A biomechanical model of traumatic contusional injury produced by controlled cerebrocortical indentation in sheep

Abstract

A biomechanical model of traumatic contusional injury was used to map axonal damage and neuronal reaction proximal and distal from the contusion. The model uses a precisely controlled and characterised dynamic indentation of the cerebral cortex of anaesthetised sheep. The indentation (16.15-16.50 mm deep; contact speed 1.2-1.24 m/s) is made through a 20 mm craniotomy in the frontal bone. The brain is then perfused-fixed after 6 hours and sectioned at 5 mm intervals. Immunohistochemistry was used to detect axonal injury and neuronal reaction.

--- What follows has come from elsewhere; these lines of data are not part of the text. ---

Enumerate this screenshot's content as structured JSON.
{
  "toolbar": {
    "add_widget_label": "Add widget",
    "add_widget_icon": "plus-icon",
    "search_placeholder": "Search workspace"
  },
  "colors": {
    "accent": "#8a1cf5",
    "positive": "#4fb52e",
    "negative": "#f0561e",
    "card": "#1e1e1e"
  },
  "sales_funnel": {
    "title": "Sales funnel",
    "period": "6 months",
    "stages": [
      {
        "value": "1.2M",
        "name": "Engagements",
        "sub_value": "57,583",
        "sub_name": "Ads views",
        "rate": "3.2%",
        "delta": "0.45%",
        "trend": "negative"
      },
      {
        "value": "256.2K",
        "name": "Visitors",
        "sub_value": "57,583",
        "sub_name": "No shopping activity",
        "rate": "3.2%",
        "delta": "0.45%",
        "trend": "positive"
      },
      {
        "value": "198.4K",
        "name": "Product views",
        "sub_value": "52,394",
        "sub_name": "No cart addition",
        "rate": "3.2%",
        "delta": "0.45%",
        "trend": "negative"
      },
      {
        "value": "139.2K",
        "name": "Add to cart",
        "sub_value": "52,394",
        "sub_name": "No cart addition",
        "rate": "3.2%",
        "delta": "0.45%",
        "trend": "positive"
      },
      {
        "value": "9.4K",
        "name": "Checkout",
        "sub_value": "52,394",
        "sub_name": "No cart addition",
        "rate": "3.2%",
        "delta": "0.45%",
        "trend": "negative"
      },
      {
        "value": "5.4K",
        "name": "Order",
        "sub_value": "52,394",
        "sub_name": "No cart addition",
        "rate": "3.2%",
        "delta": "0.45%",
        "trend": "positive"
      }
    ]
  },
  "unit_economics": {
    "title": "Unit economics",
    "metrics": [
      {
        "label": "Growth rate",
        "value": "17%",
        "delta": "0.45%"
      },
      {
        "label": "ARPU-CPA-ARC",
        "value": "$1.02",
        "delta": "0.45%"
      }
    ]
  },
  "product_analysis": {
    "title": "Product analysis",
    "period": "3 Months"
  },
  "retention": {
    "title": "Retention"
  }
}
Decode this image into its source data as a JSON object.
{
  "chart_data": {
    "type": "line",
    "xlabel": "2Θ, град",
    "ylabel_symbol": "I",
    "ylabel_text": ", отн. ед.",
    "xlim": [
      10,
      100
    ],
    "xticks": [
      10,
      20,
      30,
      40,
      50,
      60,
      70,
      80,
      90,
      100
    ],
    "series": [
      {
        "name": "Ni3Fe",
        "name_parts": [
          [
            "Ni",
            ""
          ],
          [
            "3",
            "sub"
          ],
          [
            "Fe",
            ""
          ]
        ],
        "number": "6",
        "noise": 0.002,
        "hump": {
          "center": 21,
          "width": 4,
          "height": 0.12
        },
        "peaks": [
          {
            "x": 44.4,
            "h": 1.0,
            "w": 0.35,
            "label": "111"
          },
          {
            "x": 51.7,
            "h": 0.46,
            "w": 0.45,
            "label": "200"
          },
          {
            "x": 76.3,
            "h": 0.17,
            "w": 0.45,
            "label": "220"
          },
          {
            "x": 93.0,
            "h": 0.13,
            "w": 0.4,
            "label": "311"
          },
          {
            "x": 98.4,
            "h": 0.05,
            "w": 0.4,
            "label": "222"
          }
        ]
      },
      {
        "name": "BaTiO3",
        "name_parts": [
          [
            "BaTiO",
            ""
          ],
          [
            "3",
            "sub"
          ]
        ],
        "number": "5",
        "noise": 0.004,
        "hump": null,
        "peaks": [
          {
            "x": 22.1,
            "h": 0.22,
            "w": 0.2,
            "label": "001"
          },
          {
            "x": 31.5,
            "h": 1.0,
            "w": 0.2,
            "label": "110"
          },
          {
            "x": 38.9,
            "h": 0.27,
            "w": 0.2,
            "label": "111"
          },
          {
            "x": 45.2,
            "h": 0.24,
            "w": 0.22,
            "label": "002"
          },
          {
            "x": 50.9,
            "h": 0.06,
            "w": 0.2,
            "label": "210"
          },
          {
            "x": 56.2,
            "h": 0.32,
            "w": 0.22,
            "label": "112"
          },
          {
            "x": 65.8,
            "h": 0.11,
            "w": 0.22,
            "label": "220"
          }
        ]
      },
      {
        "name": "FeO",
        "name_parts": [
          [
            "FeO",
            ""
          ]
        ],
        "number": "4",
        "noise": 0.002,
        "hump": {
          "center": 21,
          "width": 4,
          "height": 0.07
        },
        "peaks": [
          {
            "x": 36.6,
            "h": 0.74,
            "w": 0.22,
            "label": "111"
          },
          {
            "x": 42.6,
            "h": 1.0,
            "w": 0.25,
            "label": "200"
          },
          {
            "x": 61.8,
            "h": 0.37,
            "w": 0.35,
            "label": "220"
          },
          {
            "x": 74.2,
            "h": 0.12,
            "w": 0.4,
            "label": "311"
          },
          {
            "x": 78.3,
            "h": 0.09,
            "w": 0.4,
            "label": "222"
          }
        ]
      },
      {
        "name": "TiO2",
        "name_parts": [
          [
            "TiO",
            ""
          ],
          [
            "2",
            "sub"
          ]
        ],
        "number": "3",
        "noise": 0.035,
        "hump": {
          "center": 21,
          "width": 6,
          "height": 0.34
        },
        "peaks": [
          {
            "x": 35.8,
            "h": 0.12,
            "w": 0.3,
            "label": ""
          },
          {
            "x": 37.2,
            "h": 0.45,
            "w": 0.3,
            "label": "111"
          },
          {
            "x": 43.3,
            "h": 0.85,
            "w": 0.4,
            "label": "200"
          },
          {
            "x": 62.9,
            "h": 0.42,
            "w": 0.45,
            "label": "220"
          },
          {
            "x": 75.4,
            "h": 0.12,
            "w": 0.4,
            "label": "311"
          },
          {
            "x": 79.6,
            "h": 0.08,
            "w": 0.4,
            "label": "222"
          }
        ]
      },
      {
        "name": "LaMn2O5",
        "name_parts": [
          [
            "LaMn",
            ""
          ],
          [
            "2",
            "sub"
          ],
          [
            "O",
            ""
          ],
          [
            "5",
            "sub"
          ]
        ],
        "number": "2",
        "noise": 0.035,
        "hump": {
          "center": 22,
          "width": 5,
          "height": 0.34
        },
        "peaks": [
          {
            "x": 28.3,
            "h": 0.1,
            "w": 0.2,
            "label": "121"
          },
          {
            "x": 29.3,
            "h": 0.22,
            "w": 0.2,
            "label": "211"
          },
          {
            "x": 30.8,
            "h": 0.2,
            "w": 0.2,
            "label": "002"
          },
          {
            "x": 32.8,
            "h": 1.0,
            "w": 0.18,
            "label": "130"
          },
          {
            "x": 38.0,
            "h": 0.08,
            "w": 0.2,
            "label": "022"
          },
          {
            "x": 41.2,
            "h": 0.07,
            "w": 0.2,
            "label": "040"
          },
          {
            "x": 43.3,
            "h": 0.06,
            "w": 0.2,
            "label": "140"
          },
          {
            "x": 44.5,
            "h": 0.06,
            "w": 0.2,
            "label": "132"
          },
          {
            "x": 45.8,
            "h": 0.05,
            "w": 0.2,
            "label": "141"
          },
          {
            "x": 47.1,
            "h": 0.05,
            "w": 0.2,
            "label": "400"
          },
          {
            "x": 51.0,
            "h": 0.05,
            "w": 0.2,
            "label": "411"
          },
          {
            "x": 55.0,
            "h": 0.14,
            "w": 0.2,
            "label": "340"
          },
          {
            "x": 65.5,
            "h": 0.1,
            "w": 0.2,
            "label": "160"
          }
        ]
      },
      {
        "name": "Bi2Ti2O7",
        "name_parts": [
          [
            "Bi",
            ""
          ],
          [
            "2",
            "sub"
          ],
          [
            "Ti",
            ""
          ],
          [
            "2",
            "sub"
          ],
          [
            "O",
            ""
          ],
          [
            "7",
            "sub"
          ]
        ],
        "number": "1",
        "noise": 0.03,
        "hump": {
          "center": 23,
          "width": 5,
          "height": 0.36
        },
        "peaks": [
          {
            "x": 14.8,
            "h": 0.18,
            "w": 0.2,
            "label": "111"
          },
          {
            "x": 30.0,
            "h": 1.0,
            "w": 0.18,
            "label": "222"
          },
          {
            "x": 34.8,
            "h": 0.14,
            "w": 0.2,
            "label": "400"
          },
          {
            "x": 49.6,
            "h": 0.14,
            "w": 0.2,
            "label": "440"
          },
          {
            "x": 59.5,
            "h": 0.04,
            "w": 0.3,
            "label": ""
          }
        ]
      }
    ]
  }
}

Quantitation of injury was by an automatic counting algorithm applied to micrographs of each entire section. These maps were cross-checked with manual counts. The injury was characterised by well-defined zones radiating from the impact point; these were a region of haemorrhagic and necrotic tissue, subadjacent penumbra of axonal injury, and distal multi-focal and diffuse areas of neuronal positivity. The model includes precise characterisation of the contact load and the pattern of injury. This will allow future finite element modelling to be used to explore quantitative relationships between several forms of neural damage and the dynamics of the tissue deformation in a finite element model of the insult.